I forgot to respond to the above in bold....

(1) If you are not the direct cause of the issue at hand, then you are not the problem, and you are most certainly not worthless. The Devil could be the one tempting you with lies, because that's what he does best. He wants you to hate God and turn away from Him, just like what he was trying to do Job. You are fearfully and wonderfully made, and He has saved you, which means He loves you dearly.

(2) One of the reasons why God gave us his Word (Bible) is because He knew we needed encouragement and for our faith to be strengthened as time goes by. If we were invincible and sinless, we would not need this book. We all will carry weights and burdens we don't want to carry, and will be pushed to our limits, and experience broken dreams (but that is okay!), but those in Christ will one day find relief and peace. That is a promise from God. Also, you supporting and caring for your parents is very beautiful in the sight of God and your good works will not go unnoticed nor unrewarded when you get to Heaven. Remember, God collects all your tears (Psalm 56:8).

(3) Peter said, “Lord, to whom shall we go? You have the words of eternal life, and we have believed, and have come to know, that you are the Holy One of God” (John 6:68-69). Sister, Jesus has called you, and you have found Him. You know there is no one else and nothing else better to turn to, because nothing else in this world offers what Jesus offers, and Satan can't offer you anything good, so don't be tempted to turn back to satanic ways.

I know I've written a novel here, so I apologize for so much to read, but it's because I can relate to your situation and want to see you run till the end!

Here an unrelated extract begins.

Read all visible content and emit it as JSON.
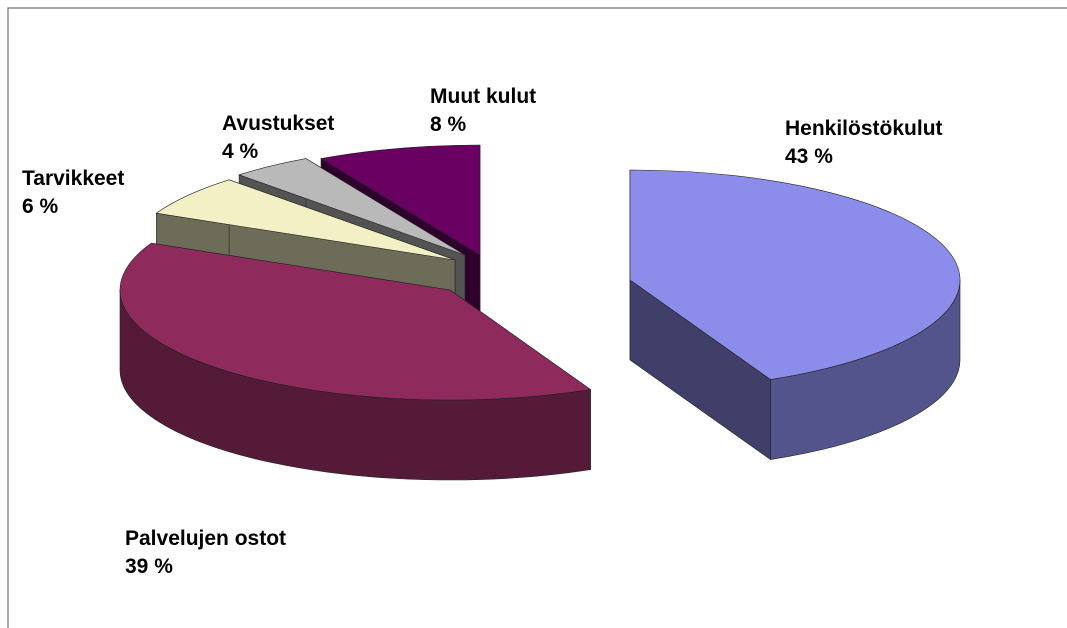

May the Lord bring you peace and strength through this tough times!
 
I forgot to respond to the above in bold....

(1) If you are not the direct cause of the issue at hand, then you are not the problem, and you are most certainly not worthless. The Devil could be the one tempting you with lies, because that's what he does best. He wants you to hate God and turn away from Him, just like what he was trying to do Job. You are fearfully and wonderfully made, and He has saved you, which means He loves you dearly.

(2) One of the reasons why God gave us his Word (Bible) is because He knew we needed encouragement and for our faith to be strengthened as time goes by. If we were invincible and sinless, we would not need this book. We all will carry weights and burdens we don't want to carry, and will be pushed to our limits, and experience broken dreams (but that is okay!), but those in Christ will one day find relief and peace. That is a promise from God. Also, you supporting and caring for your parents is very beautiful in the sight of God and your good works will not go unnoticed nor unrewarded when you get to Heaven. Remember, God collects all your tears (Psalm 56:8).

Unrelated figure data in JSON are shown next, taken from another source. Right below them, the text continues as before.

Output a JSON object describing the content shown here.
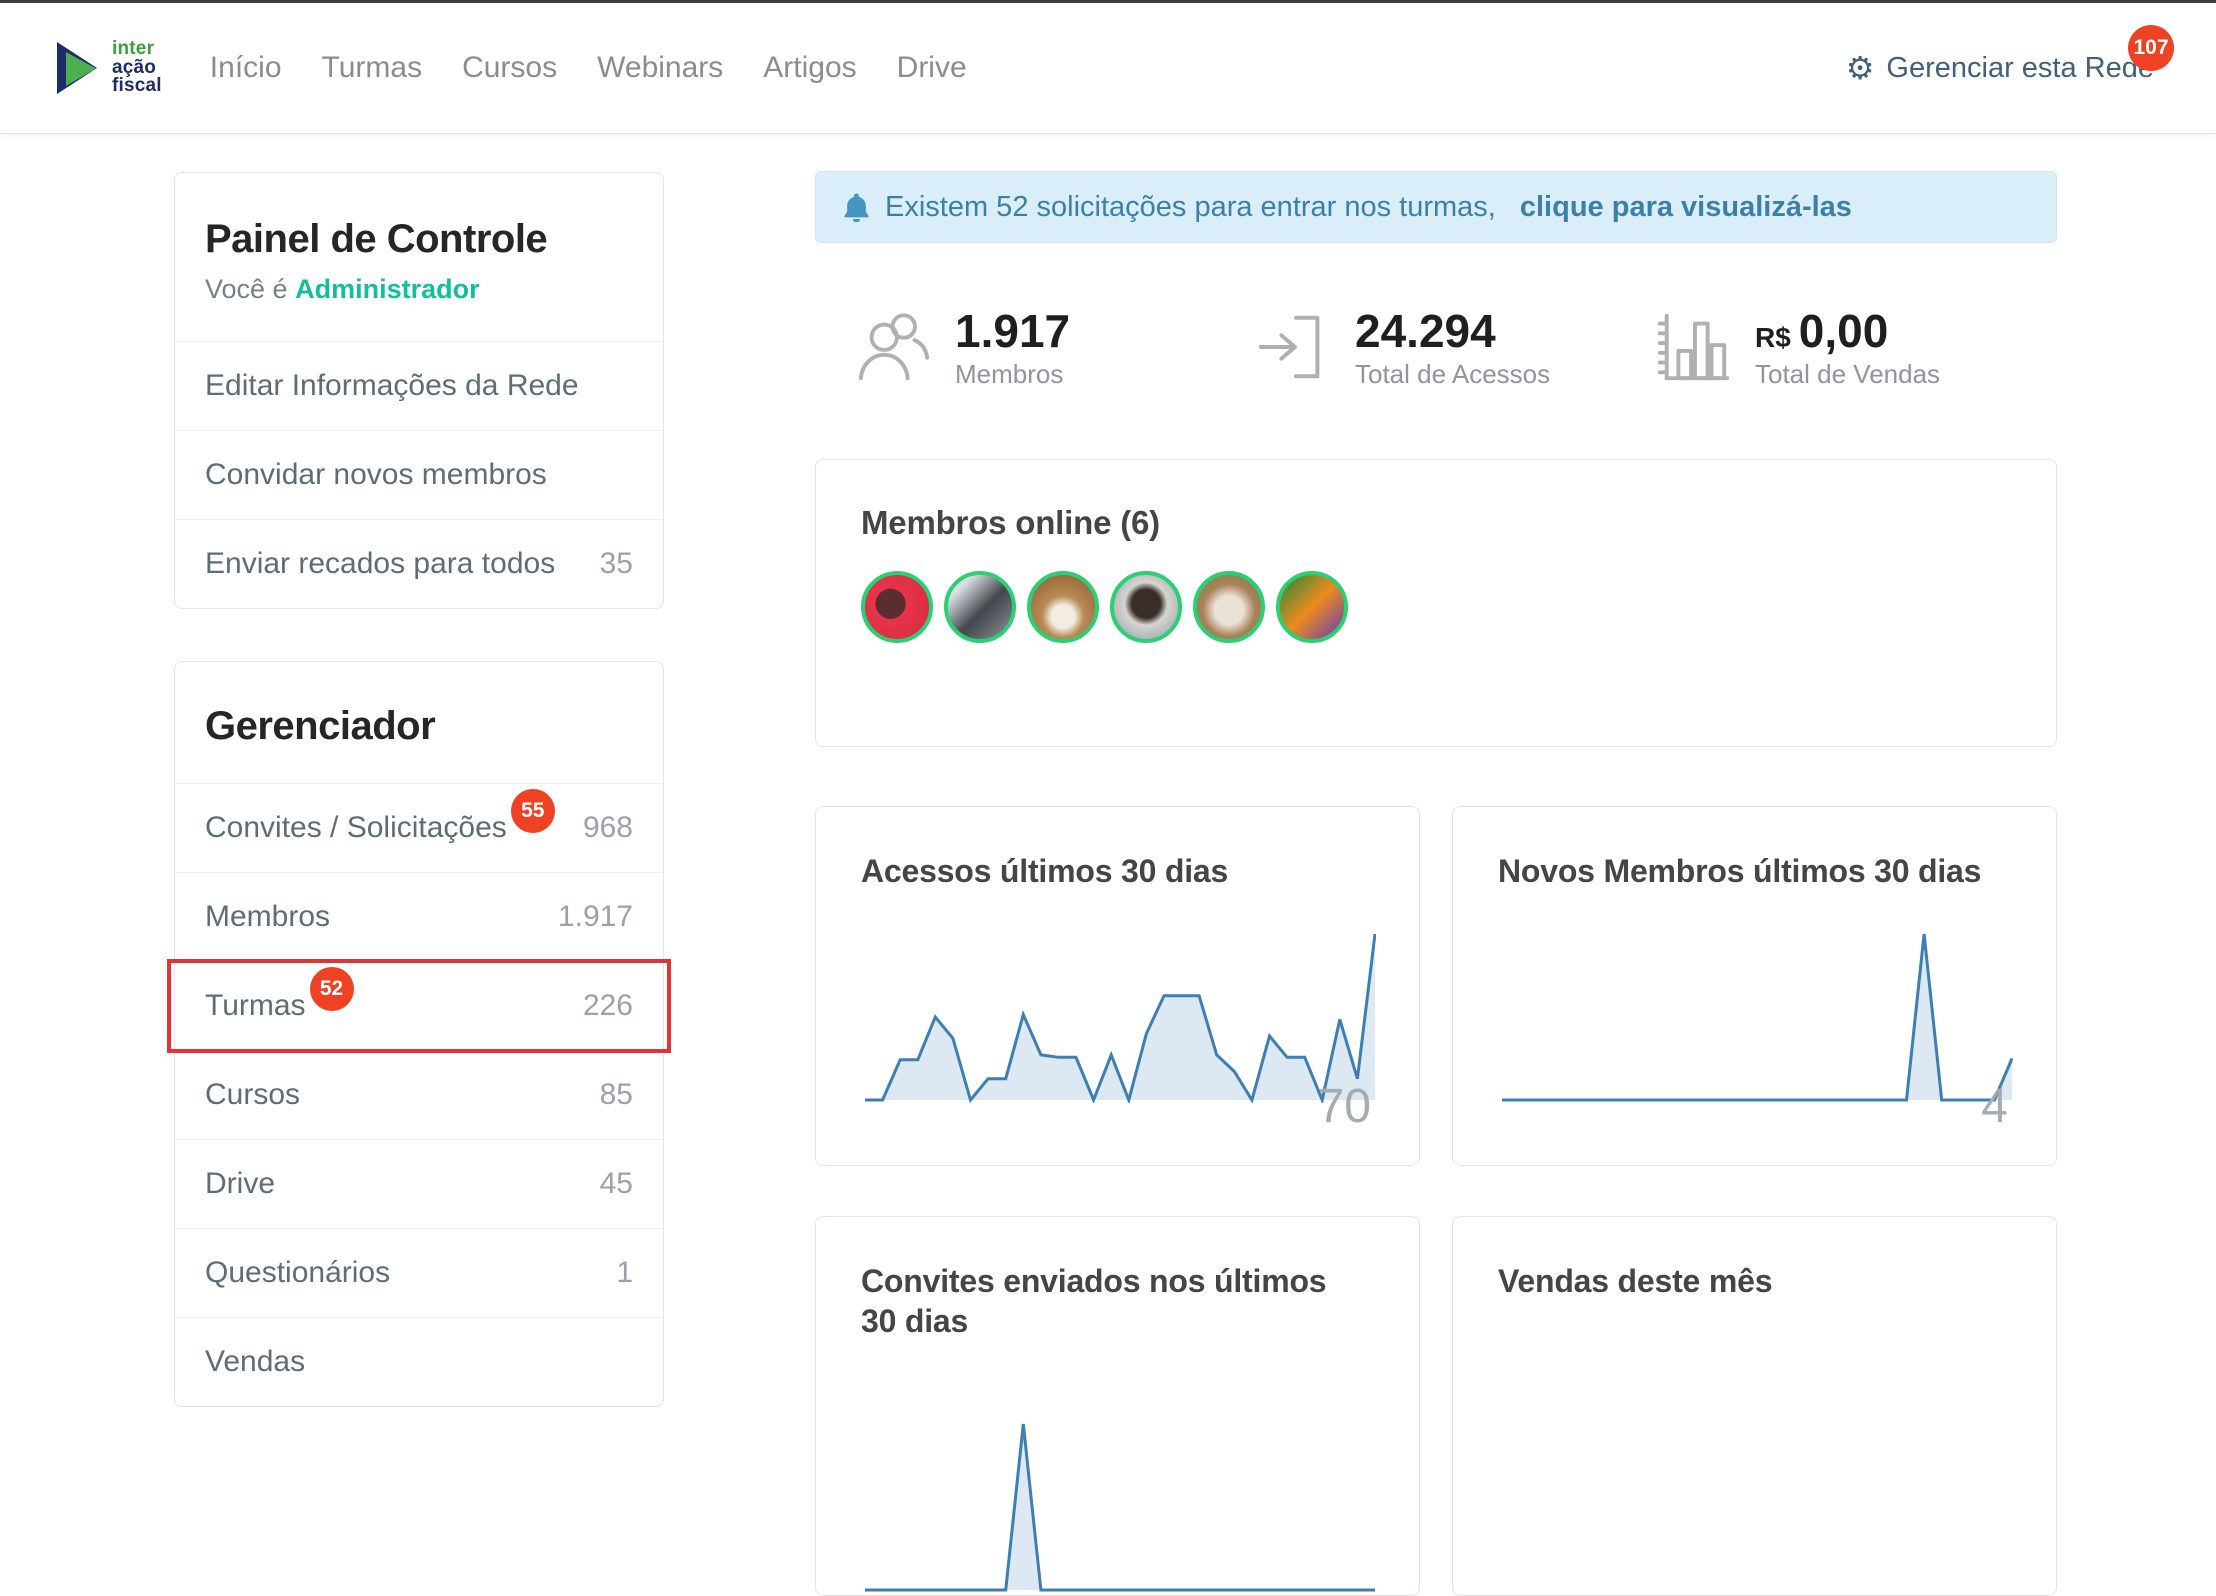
{
  "header": {
    "logo": {
      "line1": "inter",
      "line2": "ação",
      "line3": "fiscal"
    },
    "nav": [
      "Início",
      "Turmas",
      "Cursos",
      "Webinars",
      "Artigos",
      "Drive"
    ],
    "manage": {
      "label": "Gerenciar esta Rede",
      "badge": "107",
      "gear_glyph": "⚙"
    }
  },
  "sidebar": {
    "panel": {
      "title": "Painel de Controle",
      "subtitle_prefix": "Você é ",
      "role": "Administrador",
      "items": [
        {
          "label": "Editar Informações da Rede",
          "count": ""
        },
        {
          "label": "Convidar novos membros",
          "count": ""
        },
        {
          "label": "Enviar recados para todos",
          "count": "35"
        }
      ]
    },
    "manager": {
      "title": "Gerenciador",
      "items": [
        {
          "label": "Convites / Solicitações",
          "badge": "55",
          "count": "968"
        },
        {
          "label": "Membros",
          "count": "1.917"
        },
        {
          "label": "Turmas",
          "badge": "52",
          "count": "226",
          "highlighted": true
        },
        {
          "label": "Cursos",
          "count": "85"
        },
        {
          "label": "Drive",
          "count": "45"
        },
        {
          "label": "Questionários",
          "count": "1"
        },
        {
          "label": "Vendas",
          "count": ""
        }
      ]
    }
  },
  "banner": {
    "text": "Existem 52 solicitações para entrar nos turmas,",
    "bold_text": "clique para visualizá-las"
  },
  "stats": [
    {
      "icon": "members-icon",
      "value": "1.917",
      "label": "Membros"
    },
    {
      "icon": "access-icon",
      "value": "24.294",
      "label": "Total de Acessos"
    },
    {
      "icon": "sales-icon",
      "value_prefix": "R$",
      "value": "0,00",
      "label": "Total de Vendas"
    }
  ],
  "online": {
    "title": "Membros online (6)",
    "count": 6
  },
  "chart_data": [
    {
      "type": "area",
      "title": "Acessos últimos 30 dias",
      "values": [
        0,
        0,
        17,
        17,
        35,
        26,
        0,
        9,
        9,
        36,
        19,
        18,
        18,
        0,
        19,
        0,
        28,
        44,
        44,
        44,
        19,
        12,
        0,
        27,
        18,
        18,
        0,
        34,
        9,
        70
      ],
      "max_label": "70",
      "ylim": [
        0,
        70
      ],
      "line_color": "#3d7eb3",
      "fill_color": "#dce8f2",
      "grid": false,
      "legend": false
    },
    {
      "type": "area",
      "title": "Novos Membros últimos 30 dias",
      "values": [
        0,
        0,
        0,
        0,
        0,
        0,
        0,
        0,
        0,
        0,
        0,
        0,
        0,
        0,
        0,
        0,
        0,
        0,
        0,
        0,
        0,
        0,
        0,
        0,
        4,
        0,
        0,
        0,
        0,
        1
      ],
      "max_label": "4",
      "ylim": [
        0,
        4
      ],
      "line_color": "#3d7eb3",
      "fill_color": "#dce8f2",
      "grid": false,
      "legend": false
    },
    {
      "type": "area",
      "title": "Convites enviados nos últimos 30 dias",
      "values": [
        0,
        0,
        0,
        0,
        0,
        0,
        0,
        0,
        0,
        4,
        0,
        0,
        0,
        0,
        0,
        0,
        0,
        0,
        0,
        0,
        0,
        0,
        0,
        0,
        0,
        0,
        0,
        0,
        0,
        0
      ],
      "max_label": null,
      "note": "chart mostly below visible viewport; only top of one spike visible",
      "line_color": "#3d7eb3",
      "fill_color": "#dce8f2",
      "grid": false,
      "legend": false
    },
    {
      "type": "area",
      "title": "Vendas deste mês",
      "values": null,
      "note": "chart area cut off at bottom of screenshot"
    }
  ],
  "colors": {
    "badge_red": "#ef4123",
    "annotation_red": "#e13438",
    "role_teal": "#12bf9c",
    "banner_bg": "#d9eef8",
    "banner_text": "#3c80aa",
    "chart_line": "#3d7eb3",
    "chart_fill": "#dce8f2",
    "avatar_ring": "#2bcf74",
    "nav_gray": "#8c8c8c",
    "manage_slate": "#42607b",
    "logo_green": "#3aa23c",
    "logo_navy": "#1d2d69"
  }
}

(3) Peter said, “Lord, to whom shall we go? You have the words of eternal life, and we have believed, and have come to know, that you are the Holy One of God” (John 6:68-69). Sister, Jesus has called you, and you have found Him. You know there is no one else and nothing else better to turn to, because nothing else in this world offers what Jesus offers, and Satan can't offer you anything good, so don't be tempted to turn back to satanic ways.

I know I've written a novel here, so I apologize for so much to read, but it's because I can relate to your situation and want to see you run till the end! May the Lord bring you peace and strength through this tough times!
Good morning my brother 🙏🏽
I sincerely appreciate your patience, words of encouragement and verses you've referenced (which I've read now). You know what, I have my up and down days, this was a down day. But I pushed through it with prayer and continued reading my Bible which actually fulfilled me, not only that day, but everyday has been challenging so far and each one I read and listen to his words to guide me. I will never turn from God ever again 🥲 I love him so much. My current will not forever stay this way because I know God has great plans.

Again, thank you so much 🙏🏽
My you have a blessed day and weekend.